Um episódio que presenciei quando
cursava a Universidade ficou muito bem gravado na memória. A cena se passou no
chamado “bandejão” da faculdade. Uma aluna e um aluno conversavam
descontraidamente. Apesar da discrição que tentavam manter, pude notar que
falavam sobre o consumo de maconha nas festas do Centro Acadêmico. Num dado
momento, a moça indagou ao rapaz: “Mas, por quê?”. Ele, com um ar de malandro e
pouco afeto a questionamentos dessa natureza, respondeu: “Liberdade! Não liberdade
vigiada, mas liberdade sem adjetivos!”.
Eis um conceito muito difundido
de liberdade: ausência de freios ou, simplesmente, a possibilidade de fazer o
que quiser, quando quiser e como quiser. Mas será esse o verdadeiro conceito de
liberdade? Por outro lado, o que podem os pais fazer quando os filhos formam –
talvez influenciados pela cultura e pelo ambiente – um falso conceito de
liberdade?
Penso que é necessário que os
pais tenham, primeiro, uma convicção sólida sobre o assunto. Se ainda não a
tem, convém estudar, meditar e pedir conselho a quem o possa dar com critério e
retidão de intenção. É que, na educação, como em quase tudo na vida, ninguém dá
o que não tem. Logo, se queremos formar nossos filhos para o bom uso da
liberdade, convém que saibamos o que é e que apliquemos em nossas vidas o que
queremos transmitir-lhes.
Estou convencido de que a
liberdade não é fazer o que bem entende. É, antes disso, a faculdade que temos
de escolher em cada momento e circunstância das nossas vidas o que é melhor, o
que contribui para alcançar o verdadeiro bem para nós e para aqueles com quem
convivemos. Isso nos remete para outro aspecto, indissociável da liberdade, que
é a responsabilidade. Ou seja, precisamente porque somos livres é que somos
igualmente responsáveis pelos nossos atos e pelas nossas decisões.
Mas ainda que tenhamos uma noção
muito clara, não é fácil transmiti-la aos filhos. Com efeito, não é simples
formá-los para o bom uso da liberdade. Apesar disso, essa é uma grave obrigação
dos pais.
Talvez nos ajude a compreender
essa missão se compararmos o papel dos pais com o de um guia de alpinismo.

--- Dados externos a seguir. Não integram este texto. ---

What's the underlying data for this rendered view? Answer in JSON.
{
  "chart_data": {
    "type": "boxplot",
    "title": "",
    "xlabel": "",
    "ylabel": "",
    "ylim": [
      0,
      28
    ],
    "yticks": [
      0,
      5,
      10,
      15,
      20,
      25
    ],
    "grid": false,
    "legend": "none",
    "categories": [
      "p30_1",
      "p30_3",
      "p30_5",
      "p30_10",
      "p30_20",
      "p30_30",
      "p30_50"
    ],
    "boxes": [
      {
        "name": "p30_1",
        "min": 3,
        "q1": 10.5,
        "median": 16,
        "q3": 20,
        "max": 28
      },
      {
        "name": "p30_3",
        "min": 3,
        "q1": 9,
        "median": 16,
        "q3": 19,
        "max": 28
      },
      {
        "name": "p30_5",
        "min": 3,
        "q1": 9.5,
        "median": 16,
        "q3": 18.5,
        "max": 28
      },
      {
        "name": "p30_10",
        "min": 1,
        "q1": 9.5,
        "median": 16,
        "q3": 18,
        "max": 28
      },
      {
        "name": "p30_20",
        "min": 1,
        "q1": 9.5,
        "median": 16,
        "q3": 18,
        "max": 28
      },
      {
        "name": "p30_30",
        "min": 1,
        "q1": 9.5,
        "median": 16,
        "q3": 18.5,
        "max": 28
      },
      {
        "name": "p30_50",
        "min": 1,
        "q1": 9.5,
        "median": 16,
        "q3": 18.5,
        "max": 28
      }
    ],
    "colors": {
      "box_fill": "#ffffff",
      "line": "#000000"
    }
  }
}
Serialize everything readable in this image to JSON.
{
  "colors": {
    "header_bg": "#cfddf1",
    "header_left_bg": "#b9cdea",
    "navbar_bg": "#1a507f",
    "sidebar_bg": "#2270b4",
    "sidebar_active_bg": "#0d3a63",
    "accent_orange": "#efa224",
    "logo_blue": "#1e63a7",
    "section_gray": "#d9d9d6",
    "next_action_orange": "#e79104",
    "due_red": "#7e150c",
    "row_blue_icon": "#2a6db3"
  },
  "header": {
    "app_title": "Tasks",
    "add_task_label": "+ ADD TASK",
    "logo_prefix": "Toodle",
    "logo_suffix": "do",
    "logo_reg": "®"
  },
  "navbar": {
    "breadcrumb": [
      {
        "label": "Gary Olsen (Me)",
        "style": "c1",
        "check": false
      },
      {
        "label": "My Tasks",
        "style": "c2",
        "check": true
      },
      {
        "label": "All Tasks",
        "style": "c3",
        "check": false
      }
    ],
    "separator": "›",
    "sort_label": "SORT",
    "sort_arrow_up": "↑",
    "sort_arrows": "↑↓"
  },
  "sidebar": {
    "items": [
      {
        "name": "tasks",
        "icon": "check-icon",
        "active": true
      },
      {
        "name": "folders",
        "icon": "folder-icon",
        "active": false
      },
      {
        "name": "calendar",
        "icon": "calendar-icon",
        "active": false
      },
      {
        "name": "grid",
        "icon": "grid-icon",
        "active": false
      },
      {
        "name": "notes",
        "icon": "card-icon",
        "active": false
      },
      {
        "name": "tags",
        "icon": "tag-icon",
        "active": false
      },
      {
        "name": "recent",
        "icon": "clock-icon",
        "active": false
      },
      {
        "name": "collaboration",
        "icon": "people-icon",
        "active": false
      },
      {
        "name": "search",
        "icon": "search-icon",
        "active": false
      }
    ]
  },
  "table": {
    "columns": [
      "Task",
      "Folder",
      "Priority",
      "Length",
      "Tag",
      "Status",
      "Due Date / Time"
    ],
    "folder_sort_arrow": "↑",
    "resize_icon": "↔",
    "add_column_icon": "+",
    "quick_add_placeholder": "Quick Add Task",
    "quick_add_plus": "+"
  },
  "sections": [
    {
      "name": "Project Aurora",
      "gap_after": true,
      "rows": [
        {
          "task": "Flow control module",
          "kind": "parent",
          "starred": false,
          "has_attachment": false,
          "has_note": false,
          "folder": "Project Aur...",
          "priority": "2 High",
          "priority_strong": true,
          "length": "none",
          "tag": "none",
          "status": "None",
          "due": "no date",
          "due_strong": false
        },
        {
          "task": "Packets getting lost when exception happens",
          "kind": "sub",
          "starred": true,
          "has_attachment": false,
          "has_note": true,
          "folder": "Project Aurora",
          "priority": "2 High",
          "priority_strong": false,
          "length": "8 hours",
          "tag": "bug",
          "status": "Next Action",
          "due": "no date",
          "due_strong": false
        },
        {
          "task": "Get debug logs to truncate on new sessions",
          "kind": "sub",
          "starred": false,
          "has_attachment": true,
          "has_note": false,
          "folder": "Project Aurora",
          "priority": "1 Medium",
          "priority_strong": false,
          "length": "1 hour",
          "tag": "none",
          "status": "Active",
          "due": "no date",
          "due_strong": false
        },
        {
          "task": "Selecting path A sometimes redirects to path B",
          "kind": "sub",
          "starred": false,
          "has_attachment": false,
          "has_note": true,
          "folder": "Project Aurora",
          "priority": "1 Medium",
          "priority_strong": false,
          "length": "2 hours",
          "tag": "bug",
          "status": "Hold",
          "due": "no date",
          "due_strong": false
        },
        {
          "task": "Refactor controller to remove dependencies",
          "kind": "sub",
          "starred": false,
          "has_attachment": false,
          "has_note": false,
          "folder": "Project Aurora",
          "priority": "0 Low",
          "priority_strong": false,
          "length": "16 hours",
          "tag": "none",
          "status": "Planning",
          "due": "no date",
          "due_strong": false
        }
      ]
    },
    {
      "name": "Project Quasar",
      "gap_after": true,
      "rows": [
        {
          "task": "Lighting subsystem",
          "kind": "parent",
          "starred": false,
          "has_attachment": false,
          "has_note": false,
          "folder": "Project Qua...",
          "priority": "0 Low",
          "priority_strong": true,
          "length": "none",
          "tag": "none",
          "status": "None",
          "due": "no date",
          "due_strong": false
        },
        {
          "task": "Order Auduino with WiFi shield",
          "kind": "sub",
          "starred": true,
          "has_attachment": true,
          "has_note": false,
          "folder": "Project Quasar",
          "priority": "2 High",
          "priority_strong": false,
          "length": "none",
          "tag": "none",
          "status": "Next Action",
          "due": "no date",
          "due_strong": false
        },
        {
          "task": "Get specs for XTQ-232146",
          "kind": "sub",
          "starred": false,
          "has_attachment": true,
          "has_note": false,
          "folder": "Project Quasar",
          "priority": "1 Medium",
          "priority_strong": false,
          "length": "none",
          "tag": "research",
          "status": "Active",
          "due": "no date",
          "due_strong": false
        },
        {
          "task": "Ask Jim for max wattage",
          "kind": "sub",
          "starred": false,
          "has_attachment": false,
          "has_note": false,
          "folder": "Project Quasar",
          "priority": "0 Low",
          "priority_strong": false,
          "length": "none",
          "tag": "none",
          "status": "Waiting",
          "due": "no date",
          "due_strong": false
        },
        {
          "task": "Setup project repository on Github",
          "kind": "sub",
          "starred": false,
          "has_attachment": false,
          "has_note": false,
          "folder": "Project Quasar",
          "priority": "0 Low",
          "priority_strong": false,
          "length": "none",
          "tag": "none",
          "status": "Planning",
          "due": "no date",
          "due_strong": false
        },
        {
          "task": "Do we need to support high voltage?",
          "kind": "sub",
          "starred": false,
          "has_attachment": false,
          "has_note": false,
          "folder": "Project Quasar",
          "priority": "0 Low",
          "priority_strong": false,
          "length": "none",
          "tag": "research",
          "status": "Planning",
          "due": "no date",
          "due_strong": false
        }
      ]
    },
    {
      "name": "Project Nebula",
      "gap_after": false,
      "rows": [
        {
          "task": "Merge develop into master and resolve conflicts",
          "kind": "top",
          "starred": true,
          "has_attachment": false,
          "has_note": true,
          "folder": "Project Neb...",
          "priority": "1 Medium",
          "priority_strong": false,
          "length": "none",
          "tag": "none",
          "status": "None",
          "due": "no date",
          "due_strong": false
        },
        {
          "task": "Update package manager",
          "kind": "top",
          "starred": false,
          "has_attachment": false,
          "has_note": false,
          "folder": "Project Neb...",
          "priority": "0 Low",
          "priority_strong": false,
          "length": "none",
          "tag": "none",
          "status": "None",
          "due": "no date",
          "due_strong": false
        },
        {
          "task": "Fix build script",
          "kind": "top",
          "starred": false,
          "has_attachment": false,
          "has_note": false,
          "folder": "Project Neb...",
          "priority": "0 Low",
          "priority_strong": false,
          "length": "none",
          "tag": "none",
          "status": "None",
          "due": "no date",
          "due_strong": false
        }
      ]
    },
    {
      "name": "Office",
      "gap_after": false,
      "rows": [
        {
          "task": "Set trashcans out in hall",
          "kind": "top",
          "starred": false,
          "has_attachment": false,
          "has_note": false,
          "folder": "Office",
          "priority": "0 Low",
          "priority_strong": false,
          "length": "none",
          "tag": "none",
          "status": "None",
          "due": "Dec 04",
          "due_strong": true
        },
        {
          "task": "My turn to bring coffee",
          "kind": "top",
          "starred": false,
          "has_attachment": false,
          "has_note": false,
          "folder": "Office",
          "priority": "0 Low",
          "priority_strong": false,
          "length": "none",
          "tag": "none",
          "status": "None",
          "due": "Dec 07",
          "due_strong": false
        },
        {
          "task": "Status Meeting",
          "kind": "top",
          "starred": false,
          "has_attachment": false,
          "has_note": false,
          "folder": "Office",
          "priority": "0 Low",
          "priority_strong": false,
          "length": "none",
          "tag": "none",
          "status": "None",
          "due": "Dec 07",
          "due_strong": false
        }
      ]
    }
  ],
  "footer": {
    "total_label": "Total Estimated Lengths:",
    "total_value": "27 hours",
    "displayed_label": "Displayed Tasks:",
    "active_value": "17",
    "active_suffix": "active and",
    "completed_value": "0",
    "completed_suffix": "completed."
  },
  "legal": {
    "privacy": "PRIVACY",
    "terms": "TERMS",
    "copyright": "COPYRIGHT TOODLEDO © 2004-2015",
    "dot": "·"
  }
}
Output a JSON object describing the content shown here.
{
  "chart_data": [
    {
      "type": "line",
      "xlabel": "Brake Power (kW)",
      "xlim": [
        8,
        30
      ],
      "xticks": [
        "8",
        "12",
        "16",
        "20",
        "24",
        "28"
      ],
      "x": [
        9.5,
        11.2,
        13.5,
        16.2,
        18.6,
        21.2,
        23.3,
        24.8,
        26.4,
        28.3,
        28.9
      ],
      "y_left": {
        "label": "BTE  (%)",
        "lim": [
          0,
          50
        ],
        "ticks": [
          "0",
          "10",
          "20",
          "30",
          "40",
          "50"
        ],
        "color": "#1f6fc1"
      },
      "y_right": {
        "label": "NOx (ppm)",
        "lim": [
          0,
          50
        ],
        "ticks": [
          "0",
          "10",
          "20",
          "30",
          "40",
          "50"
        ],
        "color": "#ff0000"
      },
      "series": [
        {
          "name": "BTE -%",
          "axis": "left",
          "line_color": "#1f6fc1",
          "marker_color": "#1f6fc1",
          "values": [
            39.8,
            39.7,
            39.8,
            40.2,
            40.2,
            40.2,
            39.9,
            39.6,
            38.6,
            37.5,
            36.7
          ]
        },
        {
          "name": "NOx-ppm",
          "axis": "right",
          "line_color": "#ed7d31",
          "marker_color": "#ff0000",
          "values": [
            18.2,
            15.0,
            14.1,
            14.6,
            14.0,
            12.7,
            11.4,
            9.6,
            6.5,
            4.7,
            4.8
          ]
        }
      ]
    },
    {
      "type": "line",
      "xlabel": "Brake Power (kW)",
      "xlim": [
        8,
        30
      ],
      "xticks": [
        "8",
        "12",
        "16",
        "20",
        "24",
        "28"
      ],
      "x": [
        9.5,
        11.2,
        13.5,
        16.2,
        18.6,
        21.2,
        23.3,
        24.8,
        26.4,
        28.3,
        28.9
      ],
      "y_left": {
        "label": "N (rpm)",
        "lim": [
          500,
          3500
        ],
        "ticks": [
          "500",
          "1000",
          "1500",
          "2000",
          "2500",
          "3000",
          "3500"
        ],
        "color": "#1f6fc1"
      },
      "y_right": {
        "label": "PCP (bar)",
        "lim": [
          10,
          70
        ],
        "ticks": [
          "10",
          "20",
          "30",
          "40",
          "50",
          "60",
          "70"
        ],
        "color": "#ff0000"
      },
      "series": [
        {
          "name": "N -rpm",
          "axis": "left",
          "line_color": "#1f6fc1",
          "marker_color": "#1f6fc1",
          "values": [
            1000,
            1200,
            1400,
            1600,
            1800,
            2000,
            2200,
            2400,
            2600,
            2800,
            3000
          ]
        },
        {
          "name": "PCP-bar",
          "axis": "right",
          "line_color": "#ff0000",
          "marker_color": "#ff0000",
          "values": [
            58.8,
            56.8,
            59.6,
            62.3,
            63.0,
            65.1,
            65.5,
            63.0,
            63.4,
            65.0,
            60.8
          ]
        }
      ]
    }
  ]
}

Ninguém ousará dizer que os conselhos desse, ou mesmo a corda que os ata à
rocha lhes tolhe a liberdade. São eles que os mantêm vivos. Algo semelhante
acontece com os pais na educação dos filhos: guiam, orientam, inspiram, mas
esses devem estar decididos a caminhar livremente com as próprias pernas.
Para que pai e mãe sejam
autênticos guias devem cuidar de alguns detalhes que farão a diferença. Um
deles é o ambiente familiar. Quanto ao aspecto material da casa, deve ser
acolhedor, limpo e agradável, ainda que, por vezes, seja muito simples e
modesto, como por certo seria o lar de Jesus em Nazaré. Mas mais importante
ainda é saber construir um ambiente de paz e serenidade. A casa deve ser um
lugar em que nos sentimos seguros e acolhidos. E cabe principalmente aos pais
edificar, com sacrifício e abnegação, esse reduto onde os filhos possam crescer
e trazer os amigos para desfrutar desse remanso.
Além disso, é fundamental a
sintonia entre os genitores. Imaginemos como seria se dois guias que nos
orientam na escalada se pusessem a discutir e a brigar diante de nós sobre o
melhor caminho e a maneira mais adequada de segui-los. Os guiados
ficariam atônitos e inseguros, quiçá duvidando da própria existência de uma via
que os levasse ao cume, ou se vale a pena buscá-lo.
De igual modo, pode haver
divergência de critérios entre o pai e a mãe. Mas eles devem buscar resolvê-los
a sós, de modo que aos filhos transmitam a orientação segura e serena de quem
ponderou muito sobre que caminhos trilhar nestas sendas fantásticas, ainda que
por vezes penosas, que nos conduzem à Vida.